Monday, April 16, 2012

 
Last night I dreamed an episode of Mad Men. Importantly for this episode, there is an orphanage in the next building to Sterling Cooper Draper Pryce, and at one point Don has adopted two orphans, a boy and a girl. This early part of the dream was very detailed but I have forgotten it. But anyway, the orphans cause trouble in the agency (they are more disruptive than Sally Draper, especially the boy, who has a malevolent quality) and either Don kills them or just gives them back to the orphanage.

Don and Peggy are in Don's office arguing over a campaign. Pete comes in and is struck by the way his colleagues are behaving with a strange antagonism and belligerence. Not the usual kind of argument over work… they seem meaner, somehow… changed. They seem in the middle of a fight. Don shouts at Pete, then the arguing pair lock themselves into Don's ensuite executive bathroom.

Pete withdraws with a wounded bitchface to his own office. He tries to do his own work but something still strikes him as odd about the argument in Don's office. He stares out his office window, where he realises he can see across the courtyard into the window of Don's executive bathroom. Framed in the window is Peggy's face, with Don's leaning over her shoulder. Inexplicably, Don is now wearing a hat. To Pete they both look red-faced, puffing, almost as if… No, they couldn't be… could they?

Cut to the interior of Don's executive bathroom. It's really palatial in here, with white tiles and chrome fixtures, a large shower and a sink mounted in a huge marble bench. Don and Peggy stagger away from the bench, over which they have recently been bent. Don knocks the hat from his sweating brow. The hat was a trick to fool anyone who happened to peek in through the window, because otherwise he and Peggy are completely naked. It's just as Pete suspected – they have been fucking!
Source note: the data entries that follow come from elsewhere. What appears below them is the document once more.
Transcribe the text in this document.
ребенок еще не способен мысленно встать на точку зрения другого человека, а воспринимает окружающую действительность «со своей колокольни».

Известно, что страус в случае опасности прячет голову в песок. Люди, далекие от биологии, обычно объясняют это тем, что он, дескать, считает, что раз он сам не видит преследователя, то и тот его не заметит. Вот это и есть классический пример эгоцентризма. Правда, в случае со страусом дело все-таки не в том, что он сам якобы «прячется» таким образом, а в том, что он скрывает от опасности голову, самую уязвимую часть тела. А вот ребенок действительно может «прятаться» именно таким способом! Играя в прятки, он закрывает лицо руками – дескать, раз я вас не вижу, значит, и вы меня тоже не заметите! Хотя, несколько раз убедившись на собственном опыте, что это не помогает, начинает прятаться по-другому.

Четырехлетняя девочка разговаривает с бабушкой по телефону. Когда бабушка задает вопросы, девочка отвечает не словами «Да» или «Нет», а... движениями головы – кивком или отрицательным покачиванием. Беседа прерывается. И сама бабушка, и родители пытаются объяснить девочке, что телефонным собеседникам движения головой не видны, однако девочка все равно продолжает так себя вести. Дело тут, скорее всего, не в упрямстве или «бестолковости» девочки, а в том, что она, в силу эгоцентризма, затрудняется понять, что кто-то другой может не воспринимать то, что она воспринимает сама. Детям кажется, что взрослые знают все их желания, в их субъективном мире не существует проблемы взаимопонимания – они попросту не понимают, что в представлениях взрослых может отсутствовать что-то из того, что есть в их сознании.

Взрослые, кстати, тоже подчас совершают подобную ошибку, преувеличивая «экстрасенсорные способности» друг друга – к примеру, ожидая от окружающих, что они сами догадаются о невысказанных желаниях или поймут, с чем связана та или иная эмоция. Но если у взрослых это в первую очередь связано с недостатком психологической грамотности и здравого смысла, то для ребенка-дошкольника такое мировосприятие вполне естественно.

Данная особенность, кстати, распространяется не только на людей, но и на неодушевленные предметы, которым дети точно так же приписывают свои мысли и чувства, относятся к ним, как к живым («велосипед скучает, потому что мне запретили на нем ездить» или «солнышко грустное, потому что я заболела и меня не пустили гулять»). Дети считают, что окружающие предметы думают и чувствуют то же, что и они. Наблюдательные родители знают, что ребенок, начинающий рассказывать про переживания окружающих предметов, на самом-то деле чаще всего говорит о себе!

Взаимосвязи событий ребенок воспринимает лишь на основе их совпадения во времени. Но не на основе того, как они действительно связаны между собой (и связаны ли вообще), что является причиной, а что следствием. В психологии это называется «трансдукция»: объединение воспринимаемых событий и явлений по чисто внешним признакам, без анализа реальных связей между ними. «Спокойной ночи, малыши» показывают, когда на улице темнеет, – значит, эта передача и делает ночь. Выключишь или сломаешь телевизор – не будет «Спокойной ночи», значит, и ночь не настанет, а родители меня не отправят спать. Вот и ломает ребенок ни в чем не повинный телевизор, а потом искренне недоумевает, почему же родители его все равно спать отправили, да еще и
Now they are confused and bewildered – how did this happen? It's as if they've been possessed. In the dream it took the characters a long time to figure out that the discarded children from the orphanage have possessed them. I think it was because Don says a phrase that only the orphan boy was heard to say. Some crap like that. Also, there were more possessed hate-sex scenes in the executive bathroom, but I will spare you those. I forget how the possession plotline is resolved but somehow they exorcise the evil orphan spirits.

At one point there is a meeting. A Paul Kinsey-like character (but not actually Kinsey) is sitting at the table in a large overstuffed chesterfield armchair, which is how we know that he is an outmoded character who will soon be left behind by the attitudinal changes of history. The other characters are all sitting in sleek midcentury chairs with spindly legs.

Meanwhile, Betty has heard about the latest new craze – tiki bars! She sneaks into the city to visit one, wearing a trench coat, headscarf and sunglasses. Once inside she doffs her disguise to reveal a lipstick-pink two-piece swimsuit. She heads to the ladies' room to tie her sarong skirt, which is bottle green with pink hibiscus flowers. (In the dream I wonder why Janie Bryant has chosen these colours in particular.)

In front of the gilt mirror, Betty is having some trouble getting the skirt to look the way she wants. She's tucking and tying and tugging at the skirt – should it be short or long, look full or pencil-y, or have a daring side split? – when an older but glamorous woman comes into the ladies' room to adjust her own sarong. Betty surreptitiously copies the other lady, who notices and introduces herself.

Turns out the lady is the manager of tonight's band, a ukulele wunderkind who travels around America like a carnie, touring all the tiki bars. The wunderkind is her son. The lady is kind to Betty and offers to introduce her, insinuating it's a real honour and a big deal to meet such a legendary musician.

The bar is dimly lit with fairy lights and flaming torches. The bar itself is in a grass hut, and there are poles tricked out to look like palm trees. The manager lady leads Betty over to the stage, where a young man is setting up with a bunch of other musicians. He is stocky, with a sad, chubby face, but striking pale grey eyes. He seems pleased to meet Betty and says he can play any song she can think of, better than she has ever heard it before.

Betty flicks through some nearby sheet music and inexplicably chooses a Christmas carol, 'God Rest Ye Merry Gentlemen'. The ukulele man strums and sings a very simple, slow version of the carol that is very beautiful.

Betty is about to applaud, but he's not done… he softly counts in to his musicians and they tear away with a much faster, almost bluegrass-sounding version. There is clapping and foot-stamping. It manages to be joyous, but the singer's voice still sounds profoundly sad, like a guy standing alone at a party. Betty is blown away by his artistry and in the dream I am pretty damn impressed as well. When he finishes there is applause throughout the bar.

The ukulele man looks meaningfully at Betty and it is clear he recognises her, and has some previous relationship to her. But she hasn't sensed it herself. In the dream it wasn't clear. Were they lovers? Is he the son of someone she knows? (But she doesn't recognise his mother, the manager…) Is he her own secret love child?